SOUTHERN TREE HYRAX – Dendrohyrax arboreus


Southern tree hyrax facts: From head to hind end, the southern tree hyrax is anywhere from 12.5 to 24 inches (32 to 60 centimeters) long and weighs 3.7 to 9.9 pounds (1.7 to 4.5 kilograms). The soft coat is made of long, dark brown hair.

Geographic range: Southern tree hyraxes are distributed throughout South Africa.
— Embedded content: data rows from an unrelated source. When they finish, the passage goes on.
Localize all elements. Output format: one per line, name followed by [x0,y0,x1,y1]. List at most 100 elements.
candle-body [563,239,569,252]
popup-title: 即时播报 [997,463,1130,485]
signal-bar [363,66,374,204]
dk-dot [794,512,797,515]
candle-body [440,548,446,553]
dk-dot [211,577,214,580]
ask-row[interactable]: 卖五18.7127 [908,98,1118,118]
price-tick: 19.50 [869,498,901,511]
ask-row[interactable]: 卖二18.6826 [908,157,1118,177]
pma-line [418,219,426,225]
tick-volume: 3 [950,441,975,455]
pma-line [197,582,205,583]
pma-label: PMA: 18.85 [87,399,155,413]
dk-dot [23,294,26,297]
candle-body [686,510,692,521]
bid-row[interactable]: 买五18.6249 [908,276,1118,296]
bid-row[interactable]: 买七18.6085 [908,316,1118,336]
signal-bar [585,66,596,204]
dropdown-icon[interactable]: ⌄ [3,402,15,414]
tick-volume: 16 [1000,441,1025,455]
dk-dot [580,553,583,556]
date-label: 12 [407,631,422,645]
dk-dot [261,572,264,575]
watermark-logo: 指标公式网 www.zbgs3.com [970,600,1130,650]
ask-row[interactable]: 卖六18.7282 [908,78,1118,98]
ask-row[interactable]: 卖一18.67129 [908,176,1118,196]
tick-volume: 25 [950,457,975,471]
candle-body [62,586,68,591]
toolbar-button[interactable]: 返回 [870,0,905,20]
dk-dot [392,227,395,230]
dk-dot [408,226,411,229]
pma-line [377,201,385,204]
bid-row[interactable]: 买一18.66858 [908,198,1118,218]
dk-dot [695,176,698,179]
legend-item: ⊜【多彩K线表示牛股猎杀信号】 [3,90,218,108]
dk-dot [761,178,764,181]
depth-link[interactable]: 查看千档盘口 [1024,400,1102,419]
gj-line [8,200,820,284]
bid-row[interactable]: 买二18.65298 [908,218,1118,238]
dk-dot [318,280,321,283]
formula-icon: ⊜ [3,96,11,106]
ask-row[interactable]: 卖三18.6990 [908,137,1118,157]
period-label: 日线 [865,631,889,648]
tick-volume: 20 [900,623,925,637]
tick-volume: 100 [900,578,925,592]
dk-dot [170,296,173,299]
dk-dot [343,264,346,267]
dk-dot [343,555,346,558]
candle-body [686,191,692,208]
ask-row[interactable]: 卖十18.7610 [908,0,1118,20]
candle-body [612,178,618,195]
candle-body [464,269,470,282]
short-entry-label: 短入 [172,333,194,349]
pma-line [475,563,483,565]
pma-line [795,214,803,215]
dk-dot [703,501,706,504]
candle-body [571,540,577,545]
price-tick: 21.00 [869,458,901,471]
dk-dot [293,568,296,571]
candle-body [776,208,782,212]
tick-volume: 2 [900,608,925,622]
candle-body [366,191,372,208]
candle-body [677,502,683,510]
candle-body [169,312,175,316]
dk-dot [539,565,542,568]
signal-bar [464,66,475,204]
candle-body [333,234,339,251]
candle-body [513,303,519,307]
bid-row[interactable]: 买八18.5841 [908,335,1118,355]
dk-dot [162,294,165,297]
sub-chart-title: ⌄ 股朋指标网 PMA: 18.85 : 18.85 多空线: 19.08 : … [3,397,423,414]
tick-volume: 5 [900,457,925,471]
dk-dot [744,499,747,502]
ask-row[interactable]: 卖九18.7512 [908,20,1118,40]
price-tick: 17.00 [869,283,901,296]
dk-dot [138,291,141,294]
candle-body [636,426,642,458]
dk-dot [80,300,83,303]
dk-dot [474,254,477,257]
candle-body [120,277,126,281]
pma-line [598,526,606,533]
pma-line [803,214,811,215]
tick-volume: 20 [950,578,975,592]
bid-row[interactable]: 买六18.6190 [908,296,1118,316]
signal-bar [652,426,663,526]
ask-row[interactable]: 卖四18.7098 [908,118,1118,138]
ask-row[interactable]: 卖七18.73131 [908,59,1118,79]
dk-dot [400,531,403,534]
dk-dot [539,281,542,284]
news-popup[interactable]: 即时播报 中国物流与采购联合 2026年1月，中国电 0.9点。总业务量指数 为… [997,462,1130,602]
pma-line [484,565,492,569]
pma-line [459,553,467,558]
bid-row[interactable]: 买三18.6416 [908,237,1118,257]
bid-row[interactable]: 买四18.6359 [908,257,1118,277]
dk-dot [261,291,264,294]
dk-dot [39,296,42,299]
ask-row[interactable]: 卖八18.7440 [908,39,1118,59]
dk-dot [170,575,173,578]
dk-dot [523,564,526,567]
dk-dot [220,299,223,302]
Southern tree hyrax habitat: They live in evergreen forests up to 13,500 feet (4,500 meters), and among boulders in the Ruwenzori Mountains.

What does southern tree hyrax eat: Tree hyraxes eat leaves, twigs, and fruit year-round.

Behavior and reproduction: Southern tree hyraxes spend daylight hours nestled in the hollows of trees and venture out only in the safety of the night. More often heard than seen, the male tree hyrax emits shrill shrieks in order to claim his territory, and as an effort to keep in contact with his family throughout the night.

Southern tree hyraxes are very good climbers but are awkward on the ground.

Not much is known about the reproductive behavior and cycle of the tree hyrax. Gestation lasts from 220 to 240 days, and each pregnancy yields one to two babies. Babies are competent tree climbers by the end of their first day. Southern tree hyraxes live at least ten years.

Southern tree hyraxes and people: Some African people eat the southern tree hyrax and use the skin to make rugs and clothing. They are also used as medicine. Southern tree hyraxes play important roles in African spiritual traditions as well.

Conservation status: Southern tree hyraxes are not threatened.